Актриса танцевала одна, партнёры были воображаемые. Точнее, она их изображала с помощью рук, расставляя их на разную ширину. Всё остальное Хованская делала лицом, причём очень понятно. Первым её кавалером выступал туповатый, маловыразительный чиновник. Следовал хлопок ладоши, и появлялся новый кавалер — напористый военный. Женечка закидывала руки куда-то очень высоко, давая понять, что её кавалер огромного роста. Потом приходил нежный любовник — он был маленького роста и худой. И наконец, появлялся законный муж-ревнивец. Это был старый номер, который она сочинила вместе с Алексеевым в дни нэпа.
Алексеев познакомил Исаака с Тамарой Церетели. Она обладала роскошным меццо-сопрано, пела строгие академические оперные арии и объехала весь Советский Союз, собирая везде полные залы. Но Церетели любила и озорную песню, стильный романс. Её тянуло на всё "сладенькое" и душещипательное в искусстве, примерно так же, как маленькую девочку тянет на шоколад, а взрослеющую девушку на мелодраму. Огромный темперамент грузинки был совершенно лишён всякой цыганщины, модной в то время, то есть заламывания рук, темпераментных выкриков, закатившихся глаз, когда зрачков не видно — одни белки, будто актриса сбежала от модного психиатра Ганнушкина.
Такая манера в те годы почиталась за эталон пения на эстраде. Подобные романсы просили писать молодого Дунаевского многочисленные актрисы, вдруг объявившие себя его подружками. Чтобы было побольше завываний, чтобы можно было неожиданно оборвать песню и вскрикнуть, как будто на сцену выбежала мышь. Ещё драматические актрисы, исполнявшие романсы, очень любили перейти от шёпота к крику. Всего этого у Тамары Церетели не было. Дунаевский и Церетели сохранили на протяжении всей жизни ровные творческие отношения, хотя специально для неё он так ничего и не написал.

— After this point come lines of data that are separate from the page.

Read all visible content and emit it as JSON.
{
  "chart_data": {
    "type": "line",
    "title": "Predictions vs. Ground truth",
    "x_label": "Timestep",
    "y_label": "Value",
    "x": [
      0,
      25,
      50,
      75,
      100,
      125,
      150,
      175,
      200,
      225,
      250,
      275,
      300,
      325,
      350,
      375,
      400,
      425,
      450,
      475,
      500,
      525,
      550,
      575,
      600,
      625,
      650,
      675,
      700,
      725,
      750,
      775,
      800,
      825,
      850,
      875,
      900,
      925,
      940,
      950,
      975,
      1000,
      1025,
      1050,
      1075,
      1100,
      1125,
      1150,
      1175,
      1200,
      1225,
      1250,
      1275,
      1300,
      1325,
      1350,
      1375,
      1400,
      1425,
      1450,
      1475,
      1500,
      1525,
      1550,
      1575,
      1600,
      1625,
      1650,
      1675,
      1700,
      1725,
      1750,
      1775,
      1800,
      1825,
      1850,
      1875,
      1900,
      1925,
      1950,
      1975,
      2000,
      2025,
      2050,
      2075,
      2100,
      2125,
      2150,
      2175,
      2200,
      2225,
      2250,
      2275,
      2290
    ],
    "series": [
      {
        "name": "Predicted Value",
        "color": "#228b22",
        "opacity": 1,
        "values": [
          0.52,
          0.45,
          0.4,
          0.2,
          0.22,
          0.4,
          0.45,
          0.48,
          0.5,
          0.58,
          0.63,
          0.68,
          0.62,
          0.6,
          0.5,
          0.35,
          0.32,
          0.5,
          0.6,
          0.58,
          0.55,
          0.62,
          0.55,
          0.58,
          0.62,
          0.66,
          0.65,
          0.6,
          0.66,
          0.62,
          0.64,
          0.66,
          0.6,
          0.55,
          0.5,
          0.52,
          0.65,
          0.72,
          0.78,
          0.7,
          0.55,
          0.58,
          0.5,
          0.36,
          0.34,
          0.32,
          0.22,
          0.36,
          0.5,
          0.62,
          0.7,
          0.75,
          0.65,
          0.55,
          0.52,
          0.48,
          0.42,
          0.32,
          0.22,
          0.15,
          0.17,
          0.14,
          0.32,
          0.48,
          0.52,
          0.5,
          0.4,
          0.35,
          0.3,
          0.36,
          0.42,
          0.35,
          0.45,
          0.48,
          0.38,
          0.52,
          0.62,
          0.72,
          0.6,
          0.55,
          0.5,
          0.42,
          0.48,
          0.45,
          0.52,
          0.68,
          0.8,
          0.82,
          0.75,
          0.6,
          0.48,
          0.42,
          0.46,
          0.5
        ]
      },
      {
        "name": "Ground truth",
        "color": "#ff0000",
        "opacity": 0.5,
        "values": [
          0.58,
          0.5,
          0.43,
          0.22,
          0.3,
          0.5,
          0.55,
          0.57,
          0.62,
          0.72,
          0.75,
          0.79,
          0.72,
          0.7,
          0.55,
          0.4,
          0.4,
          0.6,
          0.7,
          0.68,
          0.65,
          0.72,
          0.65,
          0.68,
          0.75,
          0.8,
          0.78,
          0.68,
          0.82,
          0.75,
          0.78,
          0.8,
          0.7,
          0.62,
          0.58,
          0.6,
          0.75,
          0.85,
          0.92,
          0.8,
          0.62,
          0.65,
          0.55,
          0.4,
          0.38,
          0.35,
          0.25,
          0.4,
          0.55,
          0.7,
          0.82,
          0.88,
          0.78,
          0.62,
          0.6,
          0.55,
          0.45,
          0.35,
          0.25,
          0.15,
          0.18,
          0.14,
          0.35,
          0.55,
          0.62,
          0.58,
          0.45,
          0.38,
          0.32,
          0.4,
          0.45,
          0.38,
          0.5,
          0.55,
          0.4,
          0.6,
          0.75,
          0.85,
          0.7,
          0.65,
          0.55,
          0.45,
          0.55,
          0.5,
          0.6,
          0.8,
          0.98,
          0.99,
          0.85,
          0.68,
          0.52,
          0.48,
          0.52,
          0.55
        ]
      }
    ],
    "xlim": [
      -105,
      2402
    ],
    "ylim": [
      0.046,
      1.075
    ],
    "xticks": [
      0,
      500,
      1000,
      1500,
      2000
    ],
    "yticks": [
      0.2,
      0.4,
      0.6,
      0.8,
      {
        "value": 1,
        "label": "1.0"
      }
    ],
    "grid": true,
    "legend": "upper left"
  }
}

Замыкал фантастический ряд людей, с которыми Исаак познакомился в Москве, хореограф Касьян Ярославович Голейзовский. Это он первый вывел на сцену обнажённых девушек и юношей. Ох и доставалось ему за это! Но постепенно зрители к этому привыкли. Голейзовский ставил спектакли практически во всех театрах, где звучала музыка и танцевали актёры. У него было совсем немного соперников в хореографическом мире. Прежде всего Лукин, которого называли "эстетствующим", и "эксцентричный" Фореггер. Всё, что они делали, по мнению решительных и строгих судей той поры, было надуманно, нарочито и непонятно. Они усиленно эксплуатировали эротическую музыку. В балет пришло то, что всегда в нём подразумевалось, но никогда не озвучивалось.
У Голейзовского опыт эротического балета был наиболее удачным. Больше всего перед выходом на сцену актёры волновались, как их воспримут сидящие в первых рядах пожилые тёти и дяди с моноклями в глазу и вставными челюстями во рту. Говорили, что Голейзовский кощунственно разрушает каноны классического балета. Его то выгоняли из Большого театра, то опять звали. Но в двадцатых годах судьба к нему благоволила — вернее, не судьба, а первый нарком просвещения Анатолий Луначарский, благодаря заступничеству которого "всё шло путём".